By Kate Holton and Paul Sandle
LONDON (Reuters) - Japanese ad giant Dentsu <4324.T> is buying marketing group Aegis <AEGS.L> for 3.2 billion pounds, the biggest deal in its history as it seeks to expand outside its home market with the British firm's European and digital business.
Dentsu said it had agreed to pay 240 pence for each Aegis share, a 48 percent premium to the closing price on Wednesday, sending shares in the target group up 45 percent to 235 pence.
Analysts described the deal as a perfect strategic fit and praised the chief executive of Aegis, Jerry Buhlmann, who has turned the group around since taking over in 2010.
"It's a fantastic deal for Aegis," Liberum analyst Ian Whittaker told Reuters. "It's an extremely good multiple and it could have a positive benefit for all the other agency groups, particularly Havas."
Aegis has long been seen as a potential takeover target, although it had for years been linked to the French group Havas <EURC.PA> as French financier Vincent Bollore was the largest shareholder in both.
For Dentsu, the deal enables it to find new growth outside its home market, which is eroding.

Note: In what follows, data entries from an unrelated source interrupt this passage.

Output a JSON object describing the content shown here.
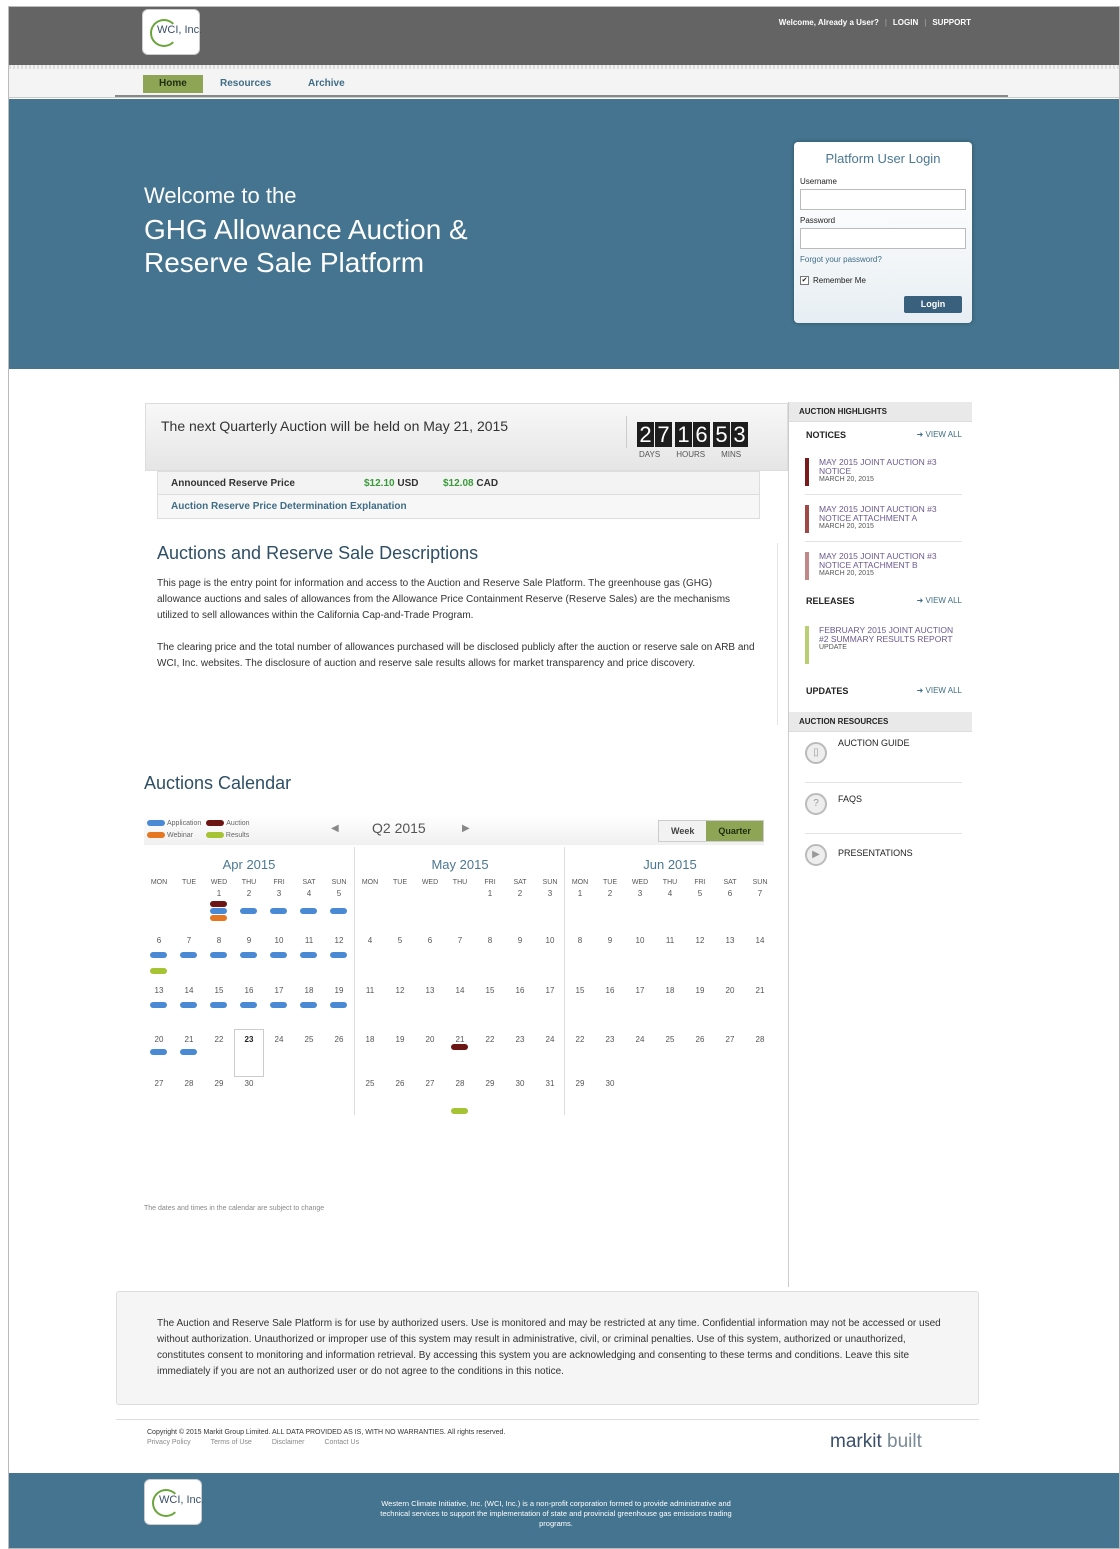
{
  "header": {
    "logo_text": "WCI, Inc.",
    "welcome": "Welcome, Already a User?",
    "login_link": "LOGIN",
    "support_link": "SUPPORT"
  },
  "nav": {
    "home": "Home",
    "resources": "Resources",
    "archive": "Archive"
  },
  "hero": {
    "line1": "Welcome to the",
    "line2": "GHG Allowance Auction &",
    "line3": "Reserve Sale Platform"
  },
  "login": {
    "title": "Platform User Login",
    "username_label": "Username",
    "password_label": "Password",
    "forgot": "Forgot your password?",
    "remember": "Remember Me",
    "button": "Login"
  },
  "auction": {
    "message": "The next Quarterly Auction will be held on May 21, 2015",
    "digits": [
      "2",
      "7",
      "1",
      "6",
      "5",
      "3"
    ],
    "labels": [
      "DAYS",
      "HOURS",
      "MINS"
    ],
    "reserve_label": "Announced Reserve Price",
    "usd_value": "$12.10",
    "usd_unit": "USD",
    "cad_value": "$12.08",
    "cad_unit": "CAD",
    "explanation_link": "Auction Reserve Price Determination Explanation"
  },
  "descriptions": {
    "title": "Auctions and Reserve Sale Descriptions",
    "p1": "This page is the entry point for information and access to the Auction and Reserve Sale Platform. The greenhouse gas (GHG) allowance auctions and sales of allowances from the Allowance Price Containment Reserve (Reserve Sales) are the mechanisms utilized to sell allowances within the California Cap-and-Trade Program.",
    "p2": "The clearing price and the total number of allowances purchased will be disclosed publicly after the auction or reserve sale on ARB and WCI, Inc. websites. The disclosure of auction and reserve sale results allows for market transparency and price discovery."
  },
  "calendar": {
    "title": "Auctions Calendar",
    "legend": {
      "application": "Application",
      "auction": "Auction",
      "webinar": "Webinar",
      "results": "Results"
    },
    "period": "Q2 2015",
    "week": "Week",
    "quarter": "Quarter",
    "months": [
      "Apr 2015",
      "May 2015",
      "Jun 2015"
    ],
    "dow": [
      "MON",
      "TUE",
      "WED",
      "THU",
      "FRI",
      "SAT",
      "SUN"
    ],
    "apr_days": [
      [
        "",
        "",
        "1",
        "2",
        "3",
        "4",
        "5"
      ],
      [
        "6",
        "7",
        "8",
        "9",
        "10",
        "11",
        "12"
      ],
      [
        "13",
        "14",
        "15",
        "16",
        "17",
        "18",
        "19"
      ],
      [
        "20",
        "21",
        "22",
        "23",
        "24",
        "25",
        "26"
      ],
      [
        "27",
        "28",
        "29",
        "30",
        "",
        "",
        ""
      ]
    ],
    "may_days": [
      [
        "",
        "",
        "",
        "",
        "1",
        "2",
        "3"
      ],
      [
        "4",
        "5",
        "6",
        "7",
        "8",
        "9",
        "10"
      ],
      [
        "11",
        "12",
        "13",
        "14",
        "15",
        "16",
        "17"
      ],
      [
        "18",
        "19",
        "20",
        "21",
        "22",
        "23",
        "24"
      ],
      [
        "25",
        "26",
        "27",
        "28",
        "29",
        "30",
        "31"
      ]
    ],
    "jun_days": [
      [
        "1",
        "2",
        "3",
        "4",
        "5",
        "6",
        "7"
      ],
      [
        "8",
        "9",
        "10",
        "11",
        "12",
        "13",
        "14"
      ],
      [
        "15",
        "16",
        "17",
        "18",
        "19",
        "20",
        "21"
      ],
      [
        "22",
        "23",
        "24",
        "25",
        "26",
        "27",
        "28"
      ],
      [
        "29",
        "30",
        "",
        "",
        "",
        "",
        ""
      ]
    ],
    "disclaimer": "The dates and times in the calendar are subject to change"
  },
  "sidebar": {
    "highlights": "AUCTION HIGHLIGHTS",
    "notices": "NOTICES",
    "view_all": "VIEW ALL",
    "notice_items": [
      {
        "title": "MAY 2015 JOINT AUCTION #3 NOTICE",
        "date": "MARCH 20, 2015",
        "color": "#7a1a1a"
      },
      {
        "title": "MAY 2015 JOINT AUCTION #3 NOTICE ATTACHMENT A",
        "date": "MARCH 20, 2015",
        "color": "#a04848"
      },
      {
        "title": "MAY 2015 JOINT AUCTION #3 NOTICE ATTACHMENT B",
        "date": "MARCH 20, 2015",
        "color": "#c08888"
      }
    ],
    "releases": "RELEASES",
    "release_items": [
      {
        "title": "FEBRUARY 2015 JOINT AUCTION #2 SUMMARY RESULTS REPORT",
        "date": "UPDATE",
        "color": "#b8cf72"
      }
    ],
    "updates": "UPDATES",
    "resources_head": "AUCTION RESOURCES",
    "resources": [
      "AUCTION GUIDE",
      "FAQS",
      "PRESENTATIONS"
    ]
  },
  "legal": "The Auction and Reserve Sale Platform is for use by authorized users. Use is monitored and may be restricted at any time. Confidential information may not be accessed or used without authorization. Unauthorized or improper use of this system may result in administrative, civil, or criminal penalties. Use of this system, authorized or unauthorized, constitutes consent to monitoring and information retrieval. By accessing this system you are acknowledging and consenting to these terms and conditions. Leave this site immediately if you are not an authorized user or do not agree to the conditions in this notice.",
  "footer": {
    "copyright": "Copyright © 2015 Markit Group Limited. ALL DATA PROVIDED AS IS, WITH NO WARRANTIES. All rights reserved.",
    "links": [
      "Privacy Policy",
      "Terms of Use",
      "Disclaimer",
      "Contact Us"
    ],
    "markit": "markit",
    "built": "built",
    "about": "Western Climate Initiative, Inc. (WCI, Inc.) is a non-profit corporation formed to provide administrative and technical services to support the implementation of state and provincial greenhouse gas emissions trading programs."
  }
}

Though the company dominates traditional Japanese print and broadcasting sectors, overall ad industry revenue fell 2.3 percent to 5.7 trillion yen ($72 billion) in 2011 -- the fourth annual contraction for an industry that in the past decade has shrunk by almost 6 percent.
"Dentsu and Aegis will be the market leader in the Asia-Pacific region, enjoying a strong presence across Europe and the fastest growing agency network in the US," President and CEO of Dentsu, Tadashi Ishii, said.
"In recent years, under the leadership of Jerry Buhlmann and his team, Aegis has been recognised as the most successful independent media and digital communications agency with strong performance momentum and talented, client-focused employees."
Dentsu said it had already purchased or had irrevocable undertakings in relation to around 30 percent of Aegis' stock, including shares from Bollore. The Bollore group <BOLL.PA> confirmed it had agreed to sell its 26.4 percent stake to Dentsu for 240 pence a share.
Whittaker said the price represented a 20 times full year 2012 expected price earnings multiple, compared with the 10-11 times that other European listed names such as WPP and Publicis trade at.
UBS said the price was at the higher end of the range of other previous deals in the sector for fast-growing digital-focused agencies such as AKQA by WPP <WPP.L> and Razorfish by Publicis.
The deal comes months after Dentsu ended a nine-year alliance with Aegis' European rival Publicis <PUBP.PA>. The French company bought back a 9.1 percent stake held by Dentsu in February, leaving the Japanese group with the firepower to strike another deal in Europe, analysts said at the time.
Aegis said in March it expected to outperform rivals and drive profits further ahead in 2012 after record numbers of new clients in the U.S., China and Brazil helped it to beat 2011 revenue targets.
The group sold its Synovate market research unit last year and had performed strongly since.
"We at Aegis are delighted at the prospect of being able to play a full part in helping Dentsu create a platform for global growth and continued digital innovation," Buhlmann said.
"By forming the first communications group with true global reach, the growth strategies of both businesses will be enhanced as we provide more scale, geography, capability and investment to support clients."